Un premier briefing est organisé le matin, lors duquel le ministre catalan des affaires étrangères Raul Romeva explique les règles de neutralité nécessaire mais aussi le pourquoi d’un référendum, afin que tout le monde comprenne la situation. En sortant, la Generalitat distribue les accréditations. L’ICEC peut enfin préparer les groupes de visiteurs en fonction des “collèges électoraux” et des personnes réellement accréditées. Il ne nous reste que quelques heures.

Le soir, nous avions prévu une réunion. La tension était tellement forte que ni pour le rassemblement du matin avec le ministre catalan, ni pour le rassemblement du soir entre nous, nous n’avions donné le lieu précis. Seuls les horaires et la ville étaient connus de tous. C’est seulement la veille au soir que nous avons reçu les informations de la Generalitat et que nous avons divulgué notre lieu, juste en donnant une adresse, sans préciser de quoi il s’agissait. En ce qui nous concerne c’était un cabinet d’avocat.

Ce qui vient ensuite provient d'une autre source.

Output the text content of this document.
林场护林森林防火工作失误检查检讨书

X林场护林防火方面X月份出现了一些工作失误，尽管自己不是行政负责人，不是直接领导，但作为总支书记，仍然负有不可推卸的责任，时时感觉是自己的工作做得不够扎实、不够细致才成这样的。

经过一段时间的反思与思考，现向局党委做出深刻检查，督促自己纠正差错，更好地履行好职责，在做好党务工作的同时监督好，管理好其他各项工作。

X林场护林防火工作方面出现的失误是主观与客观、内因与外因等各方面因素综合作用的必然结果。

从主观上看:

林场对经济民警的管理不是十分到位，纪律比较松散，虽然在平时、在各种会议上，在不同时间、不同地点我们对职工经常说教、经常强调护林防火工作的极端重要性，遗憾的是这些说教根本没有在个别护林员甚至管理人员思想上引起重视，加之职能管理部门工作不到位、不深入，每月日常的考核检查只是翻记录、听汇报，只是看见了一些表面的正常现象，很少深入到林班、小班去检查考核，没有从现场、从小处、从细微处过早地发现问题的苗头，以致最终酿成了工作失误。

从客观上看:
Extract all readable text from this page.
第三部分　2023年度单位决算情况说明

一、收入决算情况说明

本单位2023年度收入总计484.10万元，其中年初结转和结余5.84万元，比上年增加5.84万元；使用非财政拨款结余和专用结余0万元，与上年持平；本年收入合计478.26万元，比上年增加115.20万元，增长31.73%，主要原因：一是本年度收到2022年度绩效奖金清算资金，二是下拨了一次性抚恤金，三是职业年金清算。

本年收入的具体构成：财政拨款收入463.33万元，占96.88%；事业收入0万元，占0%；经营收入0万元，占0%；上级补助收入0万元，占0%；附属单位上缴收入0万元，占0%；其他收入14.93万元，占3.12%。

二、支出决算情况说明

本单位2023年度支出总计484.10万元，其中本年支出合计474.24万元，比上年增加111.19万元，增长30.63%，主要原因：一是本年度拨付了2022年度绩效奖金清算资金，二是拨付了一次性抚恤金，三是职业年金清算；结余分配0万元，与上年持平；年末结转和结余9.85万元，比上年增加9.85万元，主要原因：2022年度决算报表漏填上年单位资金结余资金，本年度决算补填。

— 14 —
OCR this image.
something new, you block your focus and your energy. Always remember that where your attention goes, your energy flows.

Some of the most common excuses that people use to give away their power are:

Après une réunion de bureau, les participants internationaux arrivent. Très vite, les locaux deviennent étroits. Près de 200 personnes s’amassent pour écouter le briefing d’Anna Arqué, dans un anglais parfait. Une brève explication d’abord, puis l’annonce des groupes. Nous les répartissons avec un catalan référent qui permettra de faire le relai pour chaque groupe de 4 à 5 personnes, réunies en fonction de leurs compétences, statuts et zone géographique d’origine, de sorte à ce que chaque groupe soit le plus hétérogène possible.

Viennent ensuite les conseils légaux. C’est la raison de notre choix de lieu de réunion. Les avocats prennent la parole afin de nous dire quoi faire en cas de violence, d’arrestation, de contrôle d’identité, etc. Nous donnons évidemment les coordonnées personnelles d’avocats du cabinet et les répartissons en fonction de leurs compétences linguistiques. Je tairais évidemment le détail des conseils prodigués car il est indispensable à mon sens que cela reste dans un cadre purement professionnel et de confiance. Néanmoins, le simple fait d’évoquer ces situations nous faisait prendre conscience d’une situation exceptionnelle.

Dès lors, il ne manque plus qu’à chacun à s’organiser avec son coordinateur et à se donner RDV pour le lendemain matin. Les appels citoyens à occuper les bureaux de vote se multiplient afin qu’ils ne puissent pas être scellés. Nous sommes nombreux à décider d’un RDV tôt le matin, pour constater la situation.

Minuit. Je vois le débarquement des policiers sur Twitter et par notifications du site d’info Nació Digital. La tension monte encore d’un cran. Les dockers catalans avaient menacé d’empêcher le débarquement des milliers de policiers logés dans des bateaux de croisière, dont le désormais célèbre Piolin, nom donné chez eux à Titi (et “ro-minet”). Mais ils débarquent et sortent du port à minuit pile. Les images font froid dans le dos, sans entamer la détermination des catalans. Les réactions sur les réseaux sociaux parviennent finalement à me faire comprendre qu’il ne sert à rien de stresser pour les catalans. Ce peuple pacifique votera.

Mes lettres au premier ministre espagnol et à la diplomatie française

J’adresse ce jour une lettre au chef du gouvernement espagnol sur le même angle que ce qu’il a déjà reçu de députés danois notamment. Dans le même temps j’adresse une lettre au préfet des P-O pour que la diplomatie française ne reste pas muette face aux événements en cours. Enfin, j’alerte depuis plusieurs jours nos parlementaires et élus locaux afin qu’une attention particulière soit portée par les premiers concernés.

Dans les années 30 tout le monde détournait le regard. Ne faisons pas honte à l’histoire.